The Schwarzwaldverein (Black Forest Club or Black Forest Association) was founded in Freiburg im Breisgau (Germany) in 1864, making it the oldest German hiking and mountaineering club. The Schwarzwaldverein has almost 90,000 members in 241 local chapters. Activities of the club include hiking, environmental protection, the promotion of local culture (Heimatpflege), trail maintenance, and family and youth work projects in the Black Forest.

== Organisation ==
The Schwarzwaldverein consists of the main association and 241 independent local member chapters. The local chapters are organized into 17 regions, and have a membership of almost 90,000 members. The executive committee consists of three members, and the current president is Eugen Dieterle. In addition to the executive committee, there are nine divisional officers, each of whom is responsible for coordinating specific parts of the club's activities. The main offices are in Freiburg.

== Trail Maintenance ==
The Schwarzwaldverein in responsible for a network of hiking trails spread throughout the entire Black Forest region. The so-called "Main trails", the Westweg, Mittelweg, and Ostweg (West, Middle, and East Trails), run in a north–south direction. Other north-south trails are the Kandelhöhenweg and the Ortenau Wine Path in the west, as well as the Gäurandweg in the east. The "Cross-trails" (Querwege) run in an east–west direction: the Cross-trail Gengenbach-Alpirsbach, Cross-trail Rottweil-Lahr, Cross-trail Freiburg-Bodensee, the Black Forest-Kaiserstuhl-Rhein Cross-trail, the Hotzenwald Cross-trail, and others. All trails are marked with a colored lozenge. In the 1990s a long-distance bike trail was added parallel to the Westweg starting in Karlsruhe and ending in Basel.

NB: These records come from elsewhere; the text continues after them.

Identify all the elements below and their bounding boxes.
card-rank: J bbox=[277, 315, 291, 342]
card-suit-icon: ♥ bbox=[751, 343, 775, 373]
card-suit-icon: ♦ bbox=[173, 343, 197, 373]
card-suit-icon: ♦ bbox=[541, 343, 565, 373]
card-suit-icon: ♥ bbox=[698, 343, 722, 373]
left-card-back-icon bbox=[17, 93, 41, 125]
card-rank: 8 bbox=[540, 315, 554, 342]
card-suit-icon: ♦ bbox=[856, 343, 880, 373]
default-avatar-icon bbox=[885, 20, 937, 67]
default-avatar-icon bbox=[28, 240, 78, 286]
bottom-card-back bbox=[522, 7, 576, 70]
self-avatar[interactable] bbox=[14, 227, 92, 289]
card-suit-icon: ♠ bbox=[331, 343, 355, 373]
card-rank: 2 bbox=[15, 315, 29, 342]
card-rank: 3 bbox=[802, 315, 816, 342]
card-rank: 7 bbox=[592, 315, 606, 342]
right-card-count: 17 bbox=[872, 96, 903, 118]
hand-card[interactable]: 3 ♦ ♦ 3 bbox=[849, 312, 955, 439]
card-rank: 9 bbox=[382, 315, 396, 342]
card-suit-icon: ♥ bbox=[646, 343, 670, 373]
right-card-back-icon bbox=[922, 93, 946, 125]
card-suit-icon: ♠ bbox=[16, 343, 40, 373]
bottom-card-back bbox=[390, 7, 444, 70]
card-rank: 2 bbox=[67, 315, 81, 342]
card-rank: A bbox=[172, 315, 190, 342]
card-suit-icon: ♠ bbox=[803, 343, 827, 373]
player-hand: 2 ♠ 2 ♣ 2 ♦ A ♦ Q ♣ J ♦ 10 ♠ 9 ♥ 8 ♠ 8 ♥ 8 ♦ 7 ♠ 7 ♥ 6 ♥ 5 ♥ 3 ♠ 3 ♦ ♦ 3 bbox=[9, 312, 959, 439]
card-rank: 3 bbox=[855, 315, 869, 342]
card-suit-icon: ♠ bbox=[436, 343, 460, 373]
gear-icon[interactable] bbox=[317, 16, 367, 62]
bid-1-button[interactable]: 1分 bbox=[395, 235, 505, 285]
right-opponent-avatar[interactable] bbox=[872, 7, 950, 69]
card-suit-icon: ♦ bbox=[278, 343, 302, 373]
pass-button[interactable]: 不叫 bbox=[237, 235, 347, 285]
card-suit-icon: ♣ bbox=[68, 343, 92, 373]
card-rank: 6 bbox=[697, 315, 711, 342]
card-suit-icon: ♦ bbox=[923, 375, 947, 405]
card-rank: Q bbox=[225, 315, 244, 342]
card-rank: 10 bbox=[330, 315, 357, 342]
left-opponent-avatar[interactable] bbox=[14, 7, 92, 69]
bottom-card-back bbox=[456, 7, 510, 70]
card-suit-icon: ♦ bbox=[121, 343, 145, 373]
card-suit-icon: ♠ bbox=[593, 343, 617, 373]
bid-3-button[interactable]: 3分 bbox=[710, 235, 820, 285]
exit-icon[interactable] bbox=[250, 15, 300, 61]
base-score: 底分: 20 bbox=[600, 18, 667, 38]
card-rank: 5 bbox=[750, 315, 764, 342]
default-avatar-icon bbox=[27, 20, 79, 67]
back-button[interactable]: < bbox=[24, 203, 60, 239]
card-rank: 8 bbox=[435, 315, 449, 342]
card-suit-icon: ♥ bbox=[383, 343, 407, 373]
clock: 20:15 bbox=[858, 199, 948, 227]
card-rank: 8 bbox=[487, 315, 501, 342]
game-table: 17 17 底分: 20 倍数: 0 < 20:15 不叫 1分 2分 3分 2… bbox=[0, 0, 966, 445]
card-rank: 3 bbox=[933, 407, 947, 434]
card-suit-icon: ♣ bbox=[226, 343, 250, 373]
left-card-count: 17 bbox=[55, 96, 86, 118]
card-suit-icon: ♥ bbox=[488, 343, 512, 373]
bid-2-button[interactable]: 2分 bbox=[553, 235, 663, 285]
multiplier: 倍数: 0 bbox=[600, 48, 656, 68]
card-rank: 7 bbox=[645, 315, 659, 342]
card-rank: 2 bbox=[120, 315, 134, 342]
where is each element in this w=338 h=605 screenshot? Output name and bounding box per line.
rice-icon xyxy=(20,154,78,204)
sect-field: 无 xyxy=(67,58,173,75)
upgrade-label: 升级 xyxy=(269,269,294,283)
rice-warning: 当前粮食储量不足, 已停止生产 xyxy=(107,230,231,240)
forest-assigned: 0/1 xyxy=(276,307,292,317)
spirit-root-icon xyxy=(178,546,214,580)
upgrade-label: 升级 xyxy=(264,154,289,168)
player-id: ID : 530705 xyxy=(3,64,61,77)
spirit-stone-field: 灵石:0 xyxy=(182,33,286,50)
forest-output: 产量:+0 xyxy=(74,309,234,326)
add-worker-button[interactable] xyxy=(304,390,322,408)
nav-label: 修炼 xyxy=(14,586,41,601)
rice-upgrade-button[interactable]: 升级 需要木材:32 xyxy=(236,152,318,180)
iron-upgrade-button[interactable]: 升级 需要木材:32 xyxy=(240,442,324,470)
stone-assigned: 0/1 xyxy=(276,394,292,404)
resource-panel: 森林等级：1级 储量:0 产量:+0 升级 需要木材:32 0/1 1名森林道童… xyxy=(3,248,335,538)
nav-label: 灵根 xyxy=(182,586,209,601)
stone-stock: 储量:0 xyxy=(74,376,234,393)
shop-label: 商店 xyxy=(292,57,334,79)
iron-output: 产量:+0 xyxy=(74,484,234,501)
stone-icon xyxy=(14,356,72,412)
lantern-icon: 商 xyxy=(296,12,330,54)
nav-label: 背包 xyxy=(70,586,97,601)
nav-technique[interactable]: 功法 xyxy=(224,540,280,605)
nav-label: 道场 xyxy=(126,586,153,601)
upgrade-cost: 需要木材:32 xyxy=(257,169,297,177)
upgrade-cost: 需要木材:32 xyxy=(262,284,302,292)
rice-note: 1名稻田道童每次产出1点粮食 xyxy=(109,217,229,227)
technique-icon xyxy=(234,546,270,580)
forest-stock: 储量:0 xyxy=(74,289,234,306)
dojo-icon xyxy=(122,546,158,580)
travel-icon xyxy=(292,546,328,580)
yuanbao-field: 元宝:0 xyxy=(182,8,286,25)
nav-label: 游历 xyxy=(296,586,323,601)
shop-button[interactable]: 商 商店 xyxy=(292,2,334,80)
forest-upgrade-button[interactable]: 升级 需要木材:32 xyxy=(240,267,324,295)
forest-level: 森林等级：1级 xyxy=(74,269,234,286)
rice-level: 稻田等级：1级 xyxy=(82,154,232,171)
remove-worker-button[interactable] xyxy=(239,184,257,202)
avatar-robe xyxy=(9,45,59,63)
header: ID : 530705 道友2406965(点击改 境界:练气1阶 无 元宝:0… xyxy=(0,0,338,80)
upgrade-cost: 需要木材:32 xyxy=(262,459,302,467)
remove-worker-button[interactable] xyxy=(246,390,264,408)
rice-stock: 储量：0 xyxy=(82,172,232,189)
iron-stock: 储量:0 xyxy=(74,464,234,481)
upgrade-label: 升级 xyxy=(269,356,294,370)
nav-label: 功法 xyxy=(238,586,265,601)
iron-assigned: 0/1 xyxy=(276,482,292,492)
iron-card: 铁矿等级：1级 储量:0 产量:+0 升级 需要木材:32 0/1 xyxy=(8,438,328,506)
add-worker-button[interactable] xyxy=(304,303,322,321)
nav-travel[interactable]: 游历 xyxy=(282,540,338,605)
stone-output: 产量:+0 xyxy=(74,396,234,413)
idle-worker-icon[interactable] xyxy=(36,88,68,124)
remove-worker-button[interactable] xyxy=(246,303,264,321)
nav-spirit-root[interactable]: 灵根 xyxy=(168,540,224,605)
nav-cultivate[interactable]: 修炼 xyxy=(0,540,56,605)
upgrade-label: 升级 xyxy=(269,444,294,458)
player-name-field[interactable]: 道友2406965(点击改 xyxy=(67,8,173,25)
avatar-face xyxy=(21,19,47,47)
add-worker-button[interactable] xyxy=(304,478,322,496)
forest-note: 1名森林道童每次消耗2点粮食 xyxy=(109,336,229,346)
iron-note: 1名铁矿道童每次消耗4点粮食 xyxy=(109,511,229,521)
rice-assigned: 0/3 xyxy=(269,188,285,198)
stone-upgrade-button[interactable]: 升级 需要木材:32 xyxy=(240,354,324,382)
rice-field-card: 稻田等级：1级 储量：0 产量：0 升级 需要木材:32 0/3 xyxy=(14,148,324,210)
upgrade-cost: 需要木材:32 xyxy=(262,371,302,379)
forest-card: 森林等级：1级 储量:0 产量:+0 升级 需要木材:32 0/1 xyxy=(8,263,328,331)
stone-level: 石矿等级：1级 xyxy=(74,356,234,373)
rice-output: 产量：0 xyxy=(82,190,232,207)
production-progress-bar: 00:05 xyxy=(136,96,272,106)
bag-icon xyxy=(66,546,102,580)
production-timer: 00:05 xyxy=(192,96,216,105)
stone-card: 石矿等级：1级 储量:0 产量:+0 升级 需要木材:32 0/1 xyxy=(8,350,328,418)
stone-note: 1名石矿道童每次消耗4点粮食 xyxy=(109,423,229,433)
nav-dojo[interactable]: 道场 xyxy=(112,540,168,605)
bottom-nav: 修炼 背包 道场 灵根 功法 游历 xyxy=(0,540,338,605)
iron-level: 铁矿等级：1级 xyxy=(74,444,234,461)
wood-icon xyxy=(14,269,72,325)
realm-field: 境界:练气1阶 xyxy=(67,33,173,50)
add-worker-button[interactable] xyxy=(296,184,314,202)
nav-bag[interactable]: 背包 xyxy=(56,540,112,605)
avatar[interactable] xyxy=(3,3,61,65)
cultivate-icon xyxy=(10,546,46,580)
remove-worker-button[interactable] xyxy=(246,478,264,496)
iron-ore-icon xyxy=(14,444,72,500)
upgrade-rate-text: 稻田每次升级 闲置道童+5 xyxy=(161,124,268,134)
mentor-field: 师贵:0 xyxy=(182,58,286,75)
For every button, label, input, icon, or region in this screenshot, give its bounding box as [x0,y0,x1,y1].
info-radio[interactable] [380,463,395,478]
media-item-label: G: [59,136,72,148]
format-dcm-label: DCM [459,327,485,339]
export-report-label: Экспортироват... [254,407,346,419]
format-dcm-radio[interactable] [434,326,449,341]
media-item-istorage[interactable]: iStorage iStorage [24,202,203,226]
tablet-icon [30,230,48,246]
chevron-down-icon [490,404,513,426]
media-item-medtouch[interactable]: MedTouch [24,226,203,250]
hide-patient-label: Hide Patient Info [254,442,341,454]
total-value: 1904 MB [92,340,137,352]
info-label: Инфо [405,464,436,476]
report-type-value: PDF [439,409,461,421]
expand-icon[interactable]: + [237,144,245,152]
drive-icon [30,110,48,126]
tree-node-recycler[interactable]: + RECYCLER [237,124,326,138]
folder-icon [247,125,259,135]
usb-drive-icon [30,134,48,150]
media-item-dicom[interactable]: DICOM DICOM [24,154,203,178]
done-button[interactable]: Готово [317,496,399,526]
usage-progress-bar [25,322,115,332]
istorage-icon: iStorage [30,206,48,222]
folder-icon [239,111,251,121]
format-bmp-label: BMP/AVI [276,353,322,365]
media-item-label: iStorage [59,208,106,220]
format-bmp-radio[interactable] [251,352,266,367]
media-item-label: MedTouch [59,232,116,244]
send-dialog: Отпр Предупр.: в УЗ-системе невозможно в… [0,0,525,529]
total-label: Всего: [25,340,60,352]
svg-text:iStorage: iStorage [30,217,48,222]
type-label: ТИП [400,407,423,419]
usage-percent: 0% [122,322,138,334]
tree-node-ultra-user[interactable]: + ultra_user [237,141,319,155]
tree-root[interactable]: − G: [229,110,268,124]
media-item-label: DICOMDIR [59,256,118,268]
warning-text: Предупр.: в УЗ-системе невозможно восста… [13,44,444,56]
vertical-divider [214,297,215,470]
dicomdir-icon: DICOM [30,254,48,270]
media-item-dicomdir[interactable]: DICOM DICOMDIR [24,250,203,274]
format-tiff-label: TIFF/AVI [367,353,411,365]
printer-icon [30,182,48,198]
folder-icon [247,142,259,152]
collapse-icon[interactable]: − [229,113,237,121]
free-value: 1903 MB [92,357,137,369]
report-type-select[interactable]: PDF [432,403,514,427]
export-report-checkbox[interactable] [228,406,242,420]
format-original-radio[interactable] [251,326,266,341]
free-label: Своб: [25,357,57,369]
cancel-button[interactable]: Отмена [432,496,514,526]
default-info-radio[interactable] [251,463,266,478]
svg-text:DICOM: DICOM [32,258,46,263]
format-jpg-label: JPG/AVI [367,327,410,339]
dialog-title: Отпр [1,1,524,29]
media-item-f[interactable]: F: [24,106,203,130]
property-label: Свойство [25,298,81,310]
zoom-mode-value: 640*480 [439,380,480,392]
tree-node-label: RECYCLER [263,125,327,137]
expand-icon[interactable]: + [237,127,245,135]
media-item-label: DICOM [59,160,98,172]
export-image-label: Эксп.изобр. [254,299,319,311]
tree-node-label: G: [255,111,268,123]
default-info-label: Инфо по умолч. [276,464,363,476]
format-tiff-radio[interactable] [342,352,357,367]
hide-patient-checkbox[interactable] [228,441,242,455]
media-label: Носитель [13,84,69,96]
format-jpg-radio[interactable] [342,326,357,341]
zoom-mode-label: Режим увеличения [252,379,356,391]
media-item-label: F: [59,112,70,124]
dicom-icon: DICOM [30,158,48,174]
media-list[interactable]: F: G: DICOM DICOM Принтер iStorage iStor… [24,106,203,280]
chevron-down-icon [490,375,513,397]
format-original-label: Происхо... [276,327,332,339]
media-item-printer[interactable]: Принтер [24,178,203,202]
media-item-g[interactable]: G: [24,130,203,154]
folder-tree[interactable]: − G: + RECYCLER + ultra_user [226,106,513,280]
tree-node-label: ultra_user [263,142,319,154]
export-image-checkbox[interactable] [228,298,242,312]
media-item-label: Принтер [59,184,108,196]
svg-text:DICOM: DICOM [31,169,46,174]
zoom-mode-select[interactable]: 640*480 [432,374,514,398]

== "Youth in the Schwarzwaldverein" ==

The "Youth in the Schwarzwaldverein" (Jugend im Schwarzwaldverein) is an independent youth organization of the Schwarzwaldverein with a membership of around 11,000, composed of all members 27 years of age and under. Many different levels of activities are offered, including regular meetings, excursions, and camps. The regional offices offer regional camps and advanced training for leaders from the local chapters. The main office offers large camps, experiential learning opportunities and training for members and non-members.